Background: The pathological basis of diffusely abnormal white matter (DAWM) in multiple sclerosis (MS) has not been elucidated in detail, but may be an important element in disability and clinical progression.
Methods: Fifty-three subjects with MS were examined with T₁, multi-echo T₂ and magnetization transfer (MT). Twenty-three samples of formalin-fixed MS brain tissue were examined with multi-echo T₂ and subsequently stained for myelin phospholipids using luxol fast blue, for axons using Bielschowsky, immunohistochemically for the myelin proteins myelin basic protein (MBP) and 2',3'-cyclic nucleotide 3' phosphohydrolase (CNP) and for astrocytes using glial fibrillary acidic protein (GFAP). Regions of interest in DAWM were compared with normal appearing white matter.
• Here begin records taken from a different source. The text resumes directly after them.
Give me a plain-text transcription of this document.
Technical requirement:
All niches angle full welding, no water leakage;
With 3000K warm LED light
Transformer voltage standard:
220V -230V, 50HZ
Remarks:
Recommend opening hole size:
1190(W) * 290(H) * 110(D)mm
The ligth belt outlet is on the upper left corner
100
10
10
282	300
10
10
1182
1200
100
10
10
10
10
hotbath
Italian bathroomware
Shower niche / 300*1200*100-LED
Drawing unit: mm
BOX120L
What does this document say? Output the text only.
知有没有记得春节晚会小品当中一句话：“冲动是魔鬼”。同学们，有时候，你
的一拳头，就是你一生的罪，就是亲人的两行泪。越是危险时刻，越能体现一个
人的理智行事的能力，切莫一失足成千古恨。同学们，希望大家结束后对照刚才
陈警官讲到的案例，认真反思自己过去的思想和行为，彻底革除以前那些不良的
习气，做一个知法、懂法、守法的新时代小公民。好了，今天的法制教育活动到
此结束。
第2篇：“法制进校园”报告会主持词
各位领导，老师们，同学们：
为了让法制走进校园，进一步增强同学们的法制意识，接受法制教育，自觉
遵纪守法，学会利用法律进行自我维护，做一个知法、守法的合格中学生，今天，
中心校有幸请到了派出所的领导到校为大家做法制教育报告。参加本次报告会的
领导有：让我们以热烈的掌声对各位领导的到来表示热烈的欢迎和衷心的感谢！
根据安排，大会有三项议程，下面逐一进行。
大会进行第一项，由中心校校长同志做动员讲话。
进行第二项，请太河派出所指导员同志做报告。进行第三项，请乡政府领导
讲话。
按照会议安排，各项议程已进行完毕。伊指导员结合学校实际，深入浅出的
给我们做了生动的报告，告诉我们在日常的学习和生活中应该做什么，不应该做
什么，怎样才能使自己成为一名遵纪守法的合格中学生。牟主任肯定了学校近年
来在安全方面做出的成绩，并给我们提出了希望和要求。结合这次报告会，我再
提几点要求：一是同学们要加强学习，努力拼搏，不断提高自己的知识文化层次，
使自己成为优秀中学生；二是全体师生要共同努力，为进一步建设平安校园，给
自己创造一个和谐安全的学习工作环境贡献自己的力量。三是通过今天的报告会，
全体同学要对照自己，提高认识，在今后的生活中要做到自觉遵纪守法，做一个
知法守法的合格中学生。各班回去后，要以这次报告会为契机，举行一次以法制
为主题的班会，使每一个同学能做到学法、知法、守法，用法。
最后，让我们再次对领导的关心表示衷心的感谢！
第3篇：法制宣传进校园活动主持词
Results: Fourteen of 53 subjects with MS in the in vivo study showed the presence of DAWM. Subjects with DAWM were found to have a significantly lower Expanded Disability Status Scale (EDSS) and shorter disease duration (DD) when compared with subjects without DAWM (EDSS: 1.5 versus 3.0, p = 0.031; DD: 5.4 versus 10.3 years, p = 0.045). DAWM in vivo had reduced myelin water and MT ratio, and increased T₂ and water content. Histological analysis suggests DAWM, which shows a reduction of the myelin water fraction, is characterized by selective reduction of myelin phospholipids, but with a relative preservation of myelin proteins and axons.
Conclusions: These findings suggest that the primary abnormality in DAWM is a reduction or perturbation of myelin phospholipids that correlates with a reduction of the myelin water fraction.